Başkentin bir halk tiyatrosunda ortalama memur bütçesinin takatini pek çok aşan bir «kıyafet» mecburiyetinin kaldırılması neden «sosyalizm» sayılsın?
Bir sanat olayına, kılık kıyafet teşhiri için değil de sanat için gitmek neden demagojik bir hareket olarak görülsün?
Bugünün dünyasında, «eğlenceli durum», «cemiyet» sayfası yazarının sandığı gibi, bir halk tiyatrosunun gala gecesine günlük esvapla gitmek değil, gala gecesi için «kıyafet» mecburiyeti koşmaktır. Nasıl Cumhuriyetin ilk yıllarında istasyona Bakan karşılamağa giden bazı memurların silindir şapka ve bonjur giydiklerine dair yalan veya doğru hikâyeler bugün insana pek «eğlenceli» geliyorsa, günümüzde bir halk tiyatrosunun gala gecesinde «kıyafet» mecburiyeti de bunun gibi «eğlenceli» bir durum yaratmakta idi.
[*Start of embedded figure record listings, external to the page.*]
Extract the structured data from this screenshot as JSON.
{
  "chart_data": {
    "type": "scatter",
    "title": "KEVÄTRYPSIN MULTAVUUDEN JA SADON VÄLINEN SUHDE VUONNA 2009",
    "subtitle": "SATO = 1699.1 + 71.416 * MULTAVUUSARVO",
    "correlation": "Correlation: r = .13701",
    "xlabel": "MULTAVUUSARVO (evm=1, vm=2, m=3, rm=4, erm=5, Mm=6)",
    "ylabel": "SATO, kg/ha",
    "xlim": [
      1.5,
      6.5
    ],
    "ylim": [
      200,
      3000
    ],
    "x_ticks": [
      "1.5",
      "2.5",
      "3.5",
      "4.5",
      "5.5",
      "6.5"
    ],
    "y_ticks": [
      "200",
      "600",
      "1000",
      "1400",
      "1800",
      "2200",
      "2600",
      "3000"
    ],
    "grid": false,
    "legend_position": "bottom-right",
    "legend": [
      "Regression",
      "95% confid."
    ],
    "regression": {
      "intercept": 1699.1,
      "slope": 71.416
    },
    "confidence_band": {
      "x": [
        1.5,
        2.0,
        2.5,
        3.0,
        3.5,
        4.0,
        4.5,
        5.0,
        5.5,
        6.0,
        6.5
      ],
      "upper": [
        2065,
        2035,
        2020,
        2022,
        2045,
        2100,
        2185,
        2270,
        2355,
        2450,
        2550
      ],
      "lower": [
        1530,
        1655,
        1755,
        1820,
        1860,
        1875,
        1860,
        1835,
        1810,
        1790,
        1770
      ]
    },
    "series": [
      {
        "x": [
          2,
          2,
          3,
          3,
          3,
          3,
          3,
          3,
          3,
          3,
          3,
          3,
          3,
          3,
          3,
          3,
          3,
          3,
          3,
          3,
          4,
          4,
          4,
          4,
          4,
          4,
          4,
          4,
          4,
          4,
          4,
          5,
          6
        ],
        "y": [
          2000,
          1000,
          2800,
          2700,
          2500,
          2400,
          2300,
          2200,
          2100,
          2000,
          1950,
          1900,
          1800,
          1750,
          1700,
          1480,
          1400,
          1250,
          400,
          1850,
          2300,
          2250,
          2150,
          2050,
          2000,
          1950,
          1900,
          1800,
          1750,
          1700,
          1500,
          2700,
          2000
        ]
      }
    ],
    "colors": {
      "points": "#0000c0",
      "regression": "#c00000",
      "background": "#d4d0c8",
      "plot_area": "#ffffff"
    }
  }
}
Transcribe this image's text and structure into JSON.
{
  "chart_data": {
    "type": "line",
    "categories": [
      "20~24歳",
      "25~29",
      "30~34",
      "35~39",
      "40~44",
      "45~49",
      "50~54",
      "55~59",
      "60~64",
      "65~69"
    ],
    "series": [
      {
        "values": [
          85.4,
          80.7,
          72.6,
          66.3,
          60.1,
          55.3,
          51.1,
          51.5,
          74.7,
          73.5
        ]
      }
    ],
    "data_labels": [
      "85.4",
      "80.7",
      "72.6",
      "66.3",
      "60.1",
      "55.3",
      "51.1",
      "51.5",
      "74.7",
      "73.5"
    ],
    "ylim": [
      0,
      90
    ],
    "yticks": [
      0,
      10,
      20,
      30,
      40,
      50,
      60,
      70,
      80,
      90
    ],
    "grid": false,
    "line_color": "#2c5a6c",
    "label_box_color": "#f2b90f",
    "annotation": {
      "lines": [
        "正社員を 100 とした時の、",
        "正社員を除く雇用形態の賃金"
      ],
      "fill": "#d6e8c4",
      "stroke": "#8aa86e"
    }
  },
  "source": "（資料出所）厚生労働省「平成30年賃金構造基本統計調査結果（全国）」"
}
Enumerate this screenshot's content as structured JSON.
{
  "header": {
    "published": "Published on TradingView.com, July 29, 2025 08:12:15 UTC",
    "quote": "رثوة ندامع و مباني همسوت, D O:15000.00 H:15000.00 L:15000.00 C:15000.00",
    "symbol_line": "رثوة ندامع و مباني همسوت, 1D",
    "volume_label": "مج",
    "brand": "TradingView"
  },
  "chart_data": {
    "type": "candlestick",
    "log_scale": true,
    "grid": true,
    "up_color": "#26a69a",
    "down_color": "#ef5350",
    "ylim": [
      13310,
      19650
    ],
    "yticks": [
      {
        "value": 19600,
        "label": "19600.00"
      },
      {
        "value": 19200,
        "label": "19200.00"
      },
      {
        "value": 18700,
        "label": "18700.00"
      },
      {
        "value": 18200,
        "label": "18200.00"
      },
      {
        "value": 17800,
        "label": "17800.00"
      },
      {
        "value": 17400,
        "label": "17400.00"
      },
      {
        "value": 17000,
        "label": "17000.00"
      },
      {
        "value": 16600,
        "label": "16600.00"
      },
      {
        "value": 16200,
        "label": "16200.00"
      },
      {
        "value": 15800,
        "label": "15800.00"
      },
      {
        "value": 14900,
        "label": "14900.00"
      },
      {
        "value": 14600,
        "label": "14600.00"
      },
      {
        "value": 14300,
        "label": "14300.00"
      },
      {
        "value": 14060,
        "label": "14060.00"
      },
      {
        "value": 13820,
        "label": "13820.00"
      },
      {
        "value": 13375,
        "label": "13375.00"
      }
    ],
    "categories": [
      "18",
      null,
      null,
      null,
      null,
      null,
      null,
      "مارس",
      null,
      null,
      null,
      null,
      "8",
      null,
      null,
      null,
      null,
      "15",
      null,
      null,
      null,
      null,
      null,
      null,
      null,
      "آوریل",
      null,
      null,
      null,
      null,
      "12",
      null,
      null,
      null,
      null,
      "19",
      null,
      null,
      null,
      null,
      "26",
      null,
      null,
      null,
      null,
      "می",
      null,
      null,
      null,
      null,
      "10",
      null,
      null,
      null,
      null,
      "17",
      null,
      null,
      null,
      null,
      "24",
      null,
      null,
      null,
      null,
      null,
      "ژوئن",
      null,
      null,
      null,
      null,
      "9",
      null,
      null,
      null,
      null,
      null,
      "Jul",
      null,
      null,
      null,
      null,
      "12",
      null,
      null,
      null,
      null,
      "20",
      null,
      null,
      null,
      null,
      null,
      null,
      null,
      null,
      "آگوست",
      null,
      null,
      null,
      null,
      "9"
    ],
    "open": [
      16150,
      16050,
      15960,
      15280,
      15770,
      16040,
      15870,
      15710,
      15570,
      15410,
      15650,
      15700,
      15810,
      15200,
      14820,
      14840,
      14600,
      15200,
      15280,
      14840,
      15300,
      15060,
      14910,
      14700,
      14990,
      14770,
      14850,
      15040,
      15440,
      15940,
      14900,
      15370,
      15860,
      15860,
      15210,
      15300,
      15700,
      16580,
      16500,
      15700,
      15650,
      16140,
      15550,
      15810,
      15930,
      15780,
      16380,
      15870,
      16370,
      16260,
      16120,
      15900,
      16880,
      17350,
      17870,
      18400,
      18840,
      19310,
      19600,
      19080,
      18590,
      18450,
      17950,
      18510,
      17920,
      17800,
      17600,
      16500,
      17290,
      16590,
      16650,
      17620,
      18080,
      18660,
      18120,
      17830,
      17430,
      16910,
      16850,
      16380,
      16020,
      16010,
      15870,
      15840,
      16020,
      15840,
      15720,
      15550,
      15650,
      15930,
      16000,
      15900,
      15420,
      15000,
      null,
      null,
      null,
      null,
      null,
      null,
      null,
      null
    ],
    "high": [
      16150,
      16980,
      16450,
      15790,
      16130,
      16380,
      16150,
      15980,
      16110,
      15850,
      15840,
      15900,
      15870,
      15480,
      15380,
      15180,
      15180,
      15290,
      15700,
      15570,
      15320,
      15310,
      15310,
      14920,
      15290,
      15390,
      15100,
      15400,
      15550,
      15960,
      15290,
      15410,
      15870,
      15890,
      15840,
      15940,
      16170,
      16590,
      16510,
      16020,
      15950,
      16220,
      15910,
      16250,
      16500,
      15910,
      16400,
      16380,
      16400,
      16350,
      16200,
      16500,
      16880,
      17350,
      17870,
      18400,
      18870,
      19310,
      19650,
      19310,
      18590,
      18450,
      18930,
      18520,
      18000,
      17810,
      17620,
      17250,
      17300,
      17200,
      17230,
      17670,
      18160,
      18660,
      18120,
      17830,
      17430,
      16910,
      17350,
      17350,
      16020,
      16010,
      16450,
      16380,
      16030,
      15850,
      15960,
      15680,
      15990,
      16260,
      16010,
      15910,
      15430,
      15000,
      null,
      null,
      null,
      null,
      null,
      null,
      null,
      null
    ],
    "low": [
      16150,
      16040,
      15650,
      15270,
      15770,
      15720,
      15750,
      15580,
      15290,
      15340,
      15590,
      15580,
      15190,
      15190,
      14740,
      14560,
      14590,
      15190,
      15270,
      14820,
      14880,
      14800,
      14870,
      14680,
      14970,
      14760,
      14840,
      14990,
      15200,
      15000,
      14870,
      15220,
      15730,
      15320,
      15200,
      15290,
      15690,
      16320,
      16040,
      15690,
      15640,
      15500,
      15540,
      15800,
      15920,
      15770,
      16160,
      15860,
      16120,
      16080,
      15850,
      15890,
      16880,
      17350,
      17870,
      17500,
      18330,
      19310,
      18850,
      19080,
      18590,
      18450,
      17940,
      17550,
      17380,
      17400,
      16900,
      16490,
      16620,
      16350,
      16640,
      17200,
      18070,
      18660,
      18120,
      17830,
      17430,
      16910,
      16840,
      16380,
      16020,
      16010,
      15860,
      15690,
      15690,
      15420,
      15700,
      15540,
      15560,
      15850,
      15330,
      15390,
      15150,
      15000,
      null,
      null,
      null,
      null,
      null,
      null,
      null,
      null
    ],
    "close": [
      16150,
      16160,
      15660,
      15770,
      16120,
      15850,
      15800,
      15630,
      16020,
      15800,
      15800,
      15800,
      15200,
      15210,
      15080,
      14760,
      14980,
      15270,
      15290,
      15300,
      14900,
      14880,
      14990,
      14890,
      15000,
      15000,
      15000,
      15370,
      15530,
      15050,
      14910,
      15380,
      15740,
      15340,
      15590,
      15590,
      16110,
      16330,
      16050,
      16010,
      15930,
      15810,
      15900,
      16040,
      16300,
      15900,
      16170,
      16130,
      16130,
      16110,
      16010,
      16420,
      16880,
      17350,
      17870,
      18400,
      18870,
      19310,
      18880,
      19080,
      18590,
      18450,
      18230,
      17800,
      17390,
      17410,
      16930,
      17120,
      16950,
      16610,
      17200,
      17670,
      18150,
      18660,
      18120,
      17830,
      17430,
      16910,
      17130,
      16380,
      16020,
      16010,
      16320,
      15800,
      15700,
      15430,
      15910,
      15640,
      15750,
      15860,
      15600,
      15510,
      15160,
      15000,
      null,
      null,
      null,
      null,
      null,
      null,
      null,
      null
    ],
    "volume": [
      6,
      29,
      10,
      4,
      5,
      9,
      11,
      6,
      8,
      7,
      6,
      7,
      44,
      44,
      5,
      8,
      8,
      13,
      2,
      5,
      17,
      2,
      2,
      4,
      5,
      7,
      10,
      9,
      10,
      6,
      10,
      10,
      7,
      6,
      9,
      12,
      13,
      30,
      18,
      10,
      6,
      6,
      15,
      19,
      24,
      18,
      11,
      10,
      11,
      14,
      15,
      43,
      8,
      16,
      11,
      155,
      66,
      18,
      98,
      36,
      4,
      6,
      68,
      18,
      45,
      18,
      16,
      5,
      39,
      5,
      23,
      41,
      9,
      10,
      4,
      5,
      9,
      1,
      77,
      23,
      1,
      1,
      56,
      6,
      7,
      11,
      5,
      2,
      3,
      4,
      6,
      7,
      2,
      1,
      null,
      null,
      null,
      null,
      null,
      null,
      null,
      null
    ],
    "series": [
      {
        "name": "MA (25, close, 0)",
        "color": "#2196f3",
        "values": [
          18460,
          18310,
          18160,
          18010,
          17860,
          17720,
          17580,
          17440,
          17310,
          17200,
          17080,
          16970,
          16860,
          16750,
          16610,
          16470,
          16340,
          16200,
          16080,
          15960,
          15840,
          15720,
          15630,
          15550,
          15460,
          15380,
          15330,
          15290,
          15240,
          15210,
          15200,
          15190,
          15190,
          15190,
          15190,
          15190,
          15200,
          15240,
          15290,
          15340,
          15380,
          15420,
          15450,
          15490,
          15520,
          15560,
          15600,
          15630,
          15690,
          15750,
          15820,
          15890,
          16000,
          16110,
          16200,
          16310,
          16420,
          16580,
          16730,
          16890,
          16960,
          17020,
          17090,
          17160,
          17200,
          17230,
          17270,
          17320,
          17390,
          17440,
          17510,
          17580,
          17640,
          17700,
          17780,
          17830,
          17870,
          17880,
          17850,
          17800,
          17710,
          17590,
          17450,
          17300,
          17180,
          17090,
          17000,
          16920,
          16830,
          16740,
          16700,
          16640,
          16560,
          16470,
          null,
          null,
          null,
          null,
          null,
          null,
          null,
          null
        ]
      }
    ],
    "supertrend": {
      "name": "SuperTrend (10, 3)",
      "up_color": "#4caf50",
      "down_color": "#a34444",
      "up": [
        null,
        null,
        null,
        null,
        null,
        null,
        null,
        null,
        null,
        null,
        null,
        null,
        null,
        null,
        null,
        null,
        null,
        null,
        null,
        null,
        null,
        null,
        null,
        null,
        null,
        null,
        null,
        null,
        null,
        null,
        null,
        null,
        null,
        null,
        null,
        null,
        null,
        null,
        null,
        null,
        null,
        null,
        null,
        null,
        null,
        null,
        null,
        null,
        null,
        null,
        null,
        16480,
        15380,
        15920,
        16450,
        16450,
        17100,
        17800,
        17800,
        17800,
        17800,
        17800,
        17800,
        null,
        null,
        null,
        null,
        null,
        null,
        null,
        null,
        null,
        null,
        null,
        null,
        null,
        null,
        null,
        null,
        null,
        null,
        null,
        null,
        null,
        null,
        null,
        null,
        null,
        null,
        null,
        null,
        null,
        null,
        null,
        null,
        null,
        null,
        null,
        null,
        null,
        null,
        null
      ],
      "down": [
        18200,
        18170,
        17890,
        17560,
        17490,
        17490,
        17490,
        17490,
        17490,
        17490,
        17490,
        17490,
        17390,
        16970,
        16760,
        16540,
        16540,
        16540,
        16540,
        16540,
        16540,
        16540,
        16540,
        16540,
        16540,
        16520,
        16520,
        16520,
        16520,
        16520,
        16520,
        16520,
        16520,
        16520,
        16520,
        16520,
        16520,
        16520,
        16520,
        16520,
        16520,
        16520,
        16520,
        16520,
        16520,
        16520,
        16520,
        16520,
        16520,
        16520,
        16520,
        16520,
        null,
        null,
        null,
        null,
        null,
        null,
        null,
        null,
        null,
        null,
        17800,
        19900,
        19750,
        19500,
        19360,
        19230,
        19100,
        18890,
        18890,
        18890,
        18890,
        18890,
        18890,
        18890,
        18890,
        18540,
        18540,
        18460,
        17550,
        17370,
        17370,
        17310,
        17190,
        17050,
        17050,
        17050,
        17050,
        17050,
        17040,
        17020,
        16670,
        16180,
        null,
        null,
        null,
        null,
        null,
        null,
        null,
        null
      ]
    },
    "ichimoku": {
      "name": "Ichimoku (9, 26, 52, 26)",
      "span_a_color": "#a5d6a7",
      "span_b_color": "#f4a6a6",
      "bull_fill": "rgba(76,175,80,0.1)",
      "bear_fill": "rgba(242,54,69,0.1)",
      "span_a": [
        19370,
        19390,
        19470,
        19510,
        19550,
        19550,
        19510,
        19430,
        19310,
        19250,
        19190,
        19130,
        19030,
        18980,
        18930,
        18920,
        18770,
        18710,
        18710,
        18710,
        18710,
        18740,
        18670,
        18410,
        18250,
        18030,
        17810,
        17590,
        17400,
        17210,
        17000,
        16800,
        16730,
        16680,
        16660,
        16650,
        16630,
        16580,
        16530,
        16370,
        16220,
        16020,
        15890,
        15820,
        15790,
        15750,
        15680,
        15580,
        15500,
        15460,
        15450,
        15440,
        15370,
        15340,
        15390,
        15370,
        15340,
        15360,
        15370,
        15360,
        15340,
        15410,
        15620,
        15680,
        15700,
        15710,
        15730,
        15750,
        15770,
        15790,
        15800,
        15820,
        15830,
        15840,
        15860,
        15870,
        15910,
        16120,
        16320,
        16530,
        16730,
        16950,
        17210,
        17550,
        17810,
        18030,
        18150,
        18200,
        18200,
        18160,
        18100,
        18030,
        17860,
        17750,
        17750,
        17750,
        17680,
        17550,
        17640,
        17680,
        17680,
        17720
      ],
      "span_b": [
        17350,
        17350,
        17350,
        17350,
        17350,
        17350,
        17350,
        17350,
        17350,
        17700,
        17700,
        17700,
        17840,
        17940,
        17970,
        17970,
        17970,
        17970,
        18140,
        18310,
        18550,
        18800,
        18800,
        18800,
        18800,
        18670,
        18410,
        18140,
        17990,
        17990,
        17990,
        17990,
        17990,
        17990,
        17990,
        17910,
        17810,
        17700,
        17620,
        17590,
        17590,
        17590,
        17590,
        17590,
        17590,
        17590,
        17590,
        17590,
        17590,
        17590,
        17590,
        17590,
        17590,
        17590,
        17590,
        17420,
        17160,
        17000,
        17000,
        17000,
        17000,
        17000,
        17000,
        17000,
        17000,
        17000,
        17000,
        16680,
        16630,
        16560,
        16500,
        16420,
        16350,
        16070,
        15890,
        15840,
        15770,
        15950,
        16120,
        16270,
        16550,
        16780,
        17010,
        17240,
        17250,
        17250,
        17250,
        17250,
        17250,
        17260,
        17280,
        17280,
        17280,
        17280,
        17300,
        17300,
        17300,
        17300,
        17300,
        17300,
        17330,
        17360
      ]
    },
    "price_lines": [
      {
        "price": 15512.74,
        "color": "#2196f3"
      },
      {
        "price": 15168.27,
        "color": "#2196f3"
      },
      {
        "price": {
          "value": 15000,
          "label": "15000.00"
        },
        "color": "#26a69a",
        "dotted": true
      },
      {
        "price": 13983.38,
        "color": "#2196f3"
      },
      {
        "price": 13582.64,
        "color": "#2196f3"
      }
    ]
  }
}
«Birçok alanlarda, sonradan görmeliğin, zorla «sosyete» yaratma hevesinin getirdiği bir özenticiliği sona erdirmekle, ziyafetlerden, karşılama törenlerinden «kıyafet» mecburiyetine kadar her hususta, şu varlıksız ulusu, maddi gücünü çok aşan israflardan kurtarmakla, Millî Birlik İdaresi, pek doğru hareket etmektedir.